配偶者居住権に関する一考察(税理士界)


税理士界 第1382号

論壇 配偶者居住権に関する一考察 
東京会 松岡章夫先生

筆者の疑問として。

配偶者居住権は建物所有者と配偶者の合意等により創設的に配偶者が取得すると考えられないか、と。

例えとして。

被相続人が土地、建物を保有、相続人甲が建物とその借地権を取得して、別の相続人乙が底地を取得するということは少なくとも相続税法上はできない。つまり、甲が建物を取得、乙が土地を取得した後に乙が甲のために創設的に借地権を設定したと整理される。要するに、借地権の贈与があったという考え方。
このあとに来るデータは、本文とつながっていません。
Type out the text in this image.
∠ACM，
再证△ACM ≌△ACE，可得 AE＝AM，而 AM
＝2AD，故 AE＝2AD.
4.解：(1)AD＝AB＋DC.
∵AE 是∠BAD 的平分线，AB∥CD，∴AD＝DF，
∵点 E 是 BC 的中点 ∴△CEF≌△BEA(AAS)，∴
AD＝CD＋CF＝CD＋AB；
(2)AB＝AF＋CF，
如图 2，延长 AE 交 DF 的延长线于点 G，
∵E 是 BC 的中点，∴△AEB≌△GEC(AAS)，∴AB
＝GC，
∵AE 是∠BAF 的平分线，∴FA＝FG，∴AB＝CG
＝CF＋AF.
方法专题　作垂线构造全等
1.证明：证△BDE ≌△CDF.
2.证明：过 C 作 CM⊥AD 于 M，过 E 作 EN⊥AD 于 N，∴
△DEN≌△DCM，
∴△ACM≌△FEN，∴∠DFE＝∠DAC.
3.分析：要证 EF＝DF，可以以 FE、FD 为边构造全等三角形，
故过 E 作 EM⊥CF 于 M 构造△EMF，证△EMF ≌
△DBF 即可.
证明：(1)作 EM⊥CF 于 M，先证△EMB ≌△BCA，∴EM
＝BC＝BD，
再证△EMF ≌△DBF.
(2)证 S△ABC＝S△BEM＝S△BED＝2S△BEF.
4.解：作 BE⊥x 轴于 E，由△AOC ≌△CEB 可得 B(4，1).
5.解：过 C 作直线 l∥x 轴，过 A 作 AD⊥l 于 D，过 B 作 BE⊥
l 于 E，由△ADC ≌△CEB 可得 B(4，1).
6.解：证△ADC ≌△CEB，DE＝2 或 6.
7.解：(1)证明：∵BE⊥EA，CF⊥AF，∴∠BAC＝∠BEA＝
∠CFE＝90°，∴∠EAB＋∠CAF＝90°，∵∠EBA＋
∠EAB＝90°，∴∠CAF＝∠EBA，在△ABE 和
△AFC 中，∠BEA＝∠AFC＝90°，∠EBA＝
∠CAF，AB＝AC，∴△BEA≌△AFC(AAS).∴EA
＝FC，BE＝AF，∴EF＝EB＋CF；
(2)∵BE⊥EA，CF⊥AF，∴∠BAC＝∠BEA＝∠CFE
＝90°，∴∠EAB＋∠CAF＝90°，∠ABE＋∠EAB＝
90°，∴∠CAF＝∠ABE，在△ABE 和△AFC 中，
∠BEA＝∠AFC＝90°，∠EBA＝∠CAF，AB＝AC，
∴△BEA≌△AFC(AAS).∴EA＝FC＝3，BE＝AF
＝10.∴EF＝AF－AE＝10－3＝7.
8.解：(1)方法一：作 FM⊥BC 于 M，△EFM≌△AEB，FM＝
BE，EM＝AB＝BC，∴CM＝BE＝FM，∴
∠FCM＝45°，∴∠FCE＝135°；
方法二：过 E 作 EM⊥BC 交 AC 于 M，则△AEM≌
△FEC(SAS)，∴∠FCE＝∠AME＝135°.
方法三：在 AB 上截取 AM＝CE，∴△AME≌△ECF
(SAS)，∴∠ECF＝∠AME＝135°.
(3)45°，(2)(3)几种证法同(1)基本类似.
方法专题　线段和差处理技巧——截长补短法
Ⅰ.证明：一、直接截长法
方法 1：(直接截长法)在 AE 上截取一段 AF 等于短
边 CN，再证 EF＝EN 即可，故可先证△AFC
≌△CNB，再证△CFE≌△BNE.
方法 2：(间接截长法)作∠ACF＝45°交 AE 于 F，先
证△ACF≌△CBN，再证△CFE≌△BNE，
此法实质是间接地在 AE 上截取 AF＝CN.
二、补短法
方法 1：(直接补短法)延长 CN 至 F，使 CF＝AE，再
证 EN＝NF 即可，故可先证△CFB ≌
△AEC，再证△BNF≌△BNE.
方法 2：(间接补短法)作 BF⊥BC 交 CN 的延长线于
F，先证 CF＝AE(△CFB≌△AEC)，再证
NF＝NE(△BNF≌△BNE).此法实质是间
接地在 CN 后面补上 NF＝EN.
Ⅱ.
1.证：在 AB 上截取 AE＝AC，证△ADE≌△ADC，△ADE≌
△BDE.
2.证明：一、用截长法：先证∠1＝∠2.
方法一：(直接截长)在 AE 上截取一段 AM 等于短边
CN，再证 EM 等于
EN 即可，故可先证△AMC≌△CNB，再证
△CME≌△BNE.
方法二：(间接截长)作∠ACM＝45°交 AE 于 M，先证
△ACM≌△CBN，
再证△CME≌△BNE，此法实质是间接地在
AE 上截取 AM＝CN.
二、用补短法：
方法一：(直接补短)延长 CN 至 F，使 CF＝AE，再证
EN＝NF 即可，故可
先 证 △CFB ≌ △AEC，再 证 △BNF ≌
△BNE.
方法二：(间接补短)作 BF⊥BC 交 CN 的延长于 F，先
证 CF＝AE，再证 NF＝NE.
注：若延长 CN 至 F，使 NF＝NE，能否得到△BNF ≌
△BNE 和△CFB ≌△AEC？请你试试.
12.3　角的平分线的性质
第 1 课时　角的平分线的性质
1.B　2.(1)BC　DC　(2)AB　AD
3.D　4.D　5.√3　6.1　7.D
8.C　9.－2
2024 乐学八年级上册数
配偶者居住権もこれと同様の創設的な取得と考えるべきなのでは、と。

所有権とは自由に物を使用、収益、処分する権利。配偶者居住権は、被相続人が保有していた居住建物と敷地の所有権を分解したうちの使用と収益をする権利部分のことであり、この権利がもともと被相続人に属していた権利だから配偶者居住権は相続財産だというロジックなのか。相続財産性がないということであればみなし規定を入れておく必要がある。

夫が死亡し、子が自宅の土地(相続税評価額8,000万円)、建物(相続税評価額1,000万円、木造築年数15年)を相続し、妻(75歳)が終身の配偶者居住権を設定する場合。

  • 建物…配偶者居住権893万円、所有権部分107万円
  • 土地…敷地利用権2,865万円、所有権部分5,135万円

このとき、配偶者居住権と敷地利用権の評価額合計が3,758万円となり、権利がない場合の合計9,000万円の42%を占めることになり、そこまで財産価値あるのか疑問。現行の借家権と同様にゼロ評価でいいのでは?

貸家、貸家建付地も土地と建物の所有権と賃借権の総和は100%にならないし。

相続税が課税される割合は相続の8%くらいであり、税理士が関与する割合もそれくらいであろうかと予想されるが、配偶者居住権を利用することで意図せず配偶者居住権を消滅する事態が生じて高額な資金を用意せざるを得ないケースが出てくることもありえるので、2次相続も見据えた提案が税理士には必須で配偶者居住権の設定には慎重に対処すべき、と。